I got an old thrift store radio clarion cd player to go into my old pickup. I figured out how to get it to turn on, but when hooked up to speakers it produces very little sound.
I figure it must need an amplifier to go between the head unit and speakers. It would be nice if I could Bluetooth it with my phone.
Anyone here know of a two channel amplifier with Bluetooth. The radio predates all fancy stuff like mp3 and is from 1995.
I have never done a cd player, definitely learning, any help appreciated.
I'm intrigued as to how you hooked it up to speakers. All I can find on that head unit is that it has no internal amp and is designed to be hooked via RCA cables to an external amp.
There are bluetooth enabled amps available. Search motorsports or motorcycle amps as they are more likely to have that feature.
I mean, if your going for a Bluetooth amp, just skip the head unit?
RevRico said:
I mean, if your going for a Bluetooth amp, just skip the head unit?
Yup. Your talking about putting a whole lot of work into using this particular head unit. Its not worth it.
i like the cheap Boss "mechless" units myself. Bluetooth, normal amplified setup. I also really like that they have standard basic "equalizer", front/back, left/right, bass, treble.
like this. https://a.co/d/esxG8Kh
That is however a seriously cool period piece if you want to go for a Radwood style build over time. It does need an amp, and finding a working amp from a similar time might be a challenge. I would look for old Rockford Fosgate or Phoenix Gold amps from the mid to late 90's. You can run one of the cigarette lighter bluetooth radio adapters to get sound to your head unit cheaply.
Ok, I took an old rca cable and spliced it to ground and hot side on speakers. It did produce just enough sound to piss me off. I couldn't imagine this being groundbreaking. I am dumb with this stuff.
The radio lights up and works fine I had to make pin connectors because it uses a weird 8 pin plug, no harness available. I found something I think will work to amplify sound but was curious if anyone here know about this stuff.
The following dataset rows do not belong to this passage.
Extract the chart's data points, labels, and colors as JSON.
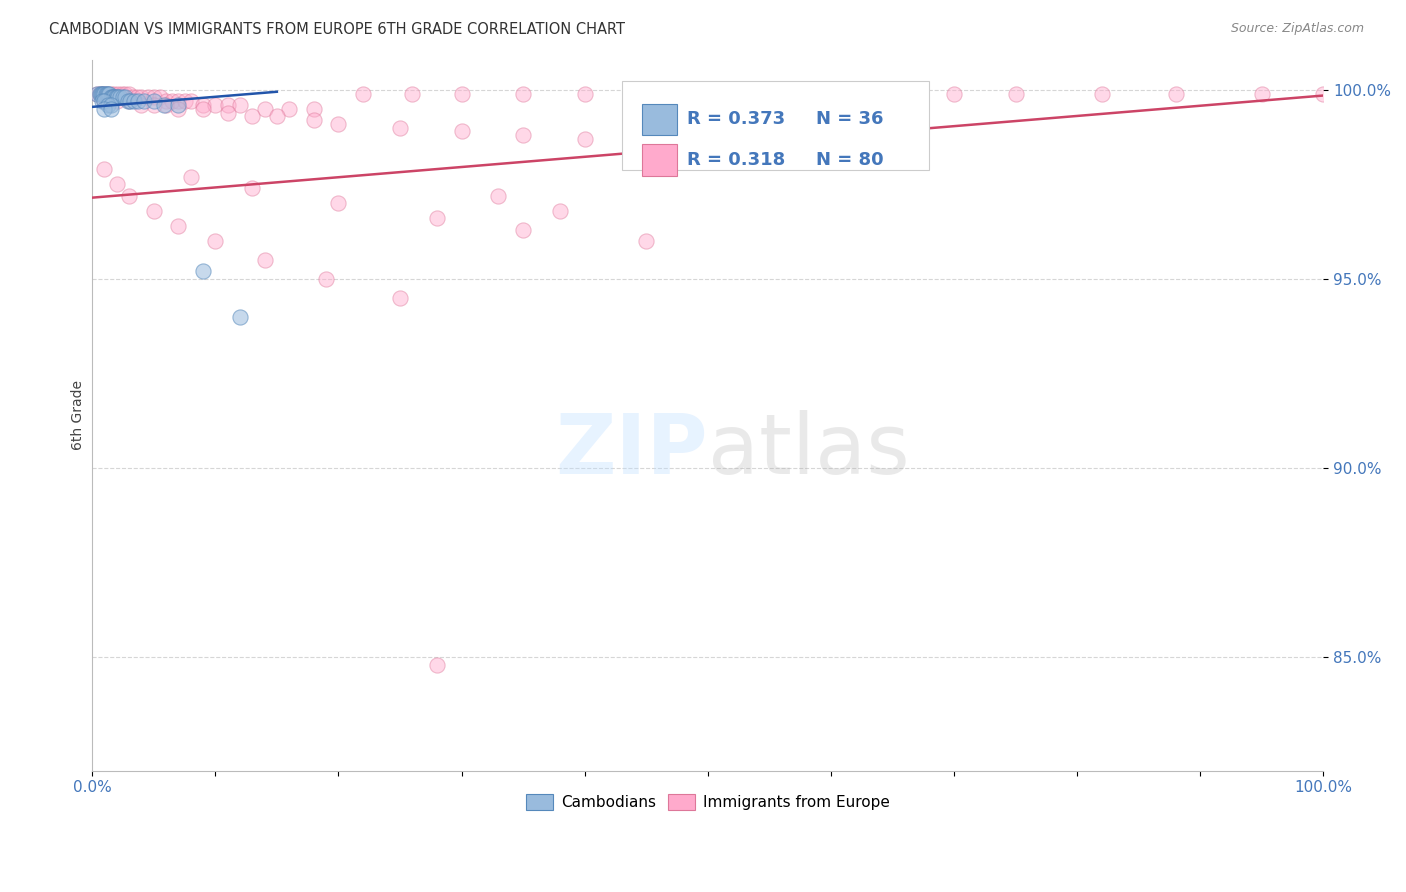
{
  "title": "CAMBODIAN VS IMMIGRANTS FROM EUROPE 6TH GRADE CORRELATION CHART",
  "source": "Source: ZipAtlas.com",
  "ylabel": "6th Grade",
  "xlim": [
    0.0,
    1.0
  ],
  "ylim": [
    0.82,
    1.008
  ],
  "yticks": [
    0.85,
    0.9,
    0.95,
    1.0
  ],
  "ytick_labels": [
    "85.0%",
    "90.0%",
    "95.0%",
    "100.0%"
  ],
  "blue_scatter_color": "#99BBDD",
  "blue_edge_color": "#5588BB",
  "pink_scatter_color": "#FFAACC",
  "pink_edge_color": "#DD7799",
  "blue_line_color": "#2255AA",
  "pink_line_color": "#CC4466",
  "marker_size": 120,
  "blue_alpha": 0.55,
  "pink_alpha": 0.45,
  "cam_x": [
    0.004,
    0.006,
    0.007,
    0.008,
    0.009,
    0.01,
    0.011,
    0.012,
    0.013,
    0.014,
    0.015,
    0.016,
    0.017,
    0.018,
    0.019,
    0.02,
    0.021,
    0.023,
    0.025,
    0.027,
    0.029,
    0.031,
    0.034,
    0.037,
    0.042,
    0.05,
    0.058,
    0.07,
    0.09,
    0.12,
    0.008,
    0.01,
    0.013,
    0.015,
    0.01,
    0.015
  ],
  "cam_y": [
    0.999,
    0.999,
    0.999,
    0.999,
    0.999,
    0.999,
    0.999,
    0.999,
    0.999,
    0.999,
    0.998,
    0.998,
    0.998,
    0.998,
    0.998,
    0.998,
    0.998,
    0.998,
    0.998,
    0.998,
    0.997,
    0.997,
    0.997,
    0.997,
    0.997,
    0.997,
    0.996,
    0.996,
    0.952,
    0.94,
    0.997,
    0.997,
    0.996,
    0.996,
    0.995,
    0.995
  ],
  "eur_x": [
    0.004,
    0.006,
    0.008,
    0.01,
    0.012,
    0.015,
    0.018,
    0.021,
    0.024,
    0.027,
    0.03,
    0.033,
    0.036,
    0.04,
    0.045,
    0.05,
    0.055,
    0.06,
    0.065,
    0.07,
    0.075,
    0.08,
    0.09,
    0.1,
    0.11,
    0.12,
    0.14,
    0.16,
    0.18,
    0.22,
    0.26,
    0.3,
    0.35,
    0.4,
    0.45,
    0.5,
    0.55,
    0.6,
    0.65,
    0.7,
    0.75,
    0.82,
    0.88,
    0.95,
    1.0,
    0.01,
    0.02,
    0.03,
    0.04,
    0.05,
    0.06,
    0.07,
    0.09,
    0.11,
    0.13,
    0.15,
    0.18,
    0.2,
    0.25,
    0.3,
    0.35,
    0.4,
    0.01,
    0.02,
    0.03,
    0.05,
    0.07,
    0.1,
    0.14,
    0.19,
    0.25,
    0.08,
    0.13,
    0.2,
    0.28,
    0.35,
    0.45,
    0.33,
    0.38,
    0.28
  ],
  "eur_y": [
    0.999,
    0.999,
    0.999,
    0.999,
    0.999,
    0.999,
    0.999,
    0.999,
    0.999,
    0.999,
    0.999,
    0.998,
    0.998,
    0.998,
    0.998,
    0.998,
    0.998,
    0.997,
    0.997,
    0.997,
    0.997,
    0.997,
    0.996,
    0.996,
    0.996,
    0.996,
    0.995,
    0.995,
    0.995,
    0.999,
    0.999,
    0.999,
    0.999,
    0.999,
    0.999,
    0.999,
    0.999,
    0.999,
    0.999,
    0.999,
    0.999,
    0.999,
    0.999,
    0.999,
    0.999,
    0.997,
    0.997,
    0.997,
    0.996,
    0.996,
    0.996,
    0.995,
    0.995,
    0.994,
    0.993,
    0.993,
    0.992,
    0.991,
    0.99,
    0.989,
    0.988,
    0.987,
    0.979,
    0.975,
    0.972,
    0.968,
    0.964,
    0.96,
    0.955,
    0.95,
    0.945,
    0.977,
    0.974,
    0.97,
    0.966,
    0.963,
    0.96,
    0.972,
    0.968,
    0.848
  ],
  "blue_trend_x": [
    0.0,
    0.15
  ],
  "blue_trend_y_start": 0.9955,
  "blue_trend_y_end": 0.9995,
  "pink_trend_x": [
    0.0,
    1.0
  ],
  "pink_trend_y_start": 0.9715,
  "pink_trend_y_end": 0.9985
}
Was looking at something like this.
https://www.amazon.com/Bluetooth-Amplifier-Adapter-Wireless-Channel/dp/B072JJNSLX/ref=asc_df_B072JJNSLX/?tag=hyprod-20&linkCode=df0&hvadid=198071850684&hvpos=&hvnetw=g&hvrand=2736393338864794722&hvpone=&hvptwo=&hvqmt=&hvdev=m&hvdvcmdl=&hvlocint=&hvlocphy=1013581&hvtargid=pla-368227921918&psc=1#
This car audio amplifier (Pyle with Bluetooth) would probably work better and be more likely to function after a few weeks in a vehicle.
Most of the amplifier boards and small amps like the one you linked are very power hungry and work best on input voltages well above what a car electrical system puts out. It will make noise more than a 4v pre-amp output like your headunit has, but not much more.
A car audio amp will have a more vibration resistant build, a larger heatsink, and the correct RCA style inputs so you can just run off-the-shelf cables from your headunit to the amp.
This plus a basic amp install kit (power cable (eight gauge or better) with a fuse at the battery end, and a clean connection to ground), will work much better than that desktop amp you linked.
Ok, so I gotta use one of the big nasty ones. The goal is just to have a working radio which fires two speakers. I figure if I can get another year outta this truck before it dies, at least I can listen to tunes. The factory radio is half dead.
Thank you for the input, will order something later today. With no radio, no dash trim, my truck is no fun. I figure the smart thing to do is just get a new radio with all the goodies, but being dumb precludes the easy button.
There are plenty of bluetooth amps. Assuming you have factory speakers? If so, you only need about 10w per speaker, but 20w would give you more flexibility. Since we don't know the wattage rating of the factory speakers, more is sometimes better since you can always turn the gain/volume down on the amp.
I have this one in my house to run my patio speakers. It bluetooths to the home theater and powers two little speakers on the porch. It comes with a 12v power supply brick, so you could just cut off the plug and hook it directly to a switched power source. It's only about the size of two decks of cards so it's easy to stuff somewhere. Set the volume on the amp to about half or 3/4 and you're golden.
It sounds like you tried to drive a speaker with a pre-amp output per your comment on "rca cable to speaker and I could barely hear it".
I'm with the other folks; spend around $50 on a new head unit with Bluetooth already in the thing and study the wiring diagram for that unit. Come back with questions. Sell the Clarion.
It will never work was the motivation I needed, spliced a computer speaker in and it works kind of but picks up a bunch of static and noise especially from my led headlights. Gonna refine the speaker setup, pretty ghetto, matches my truck.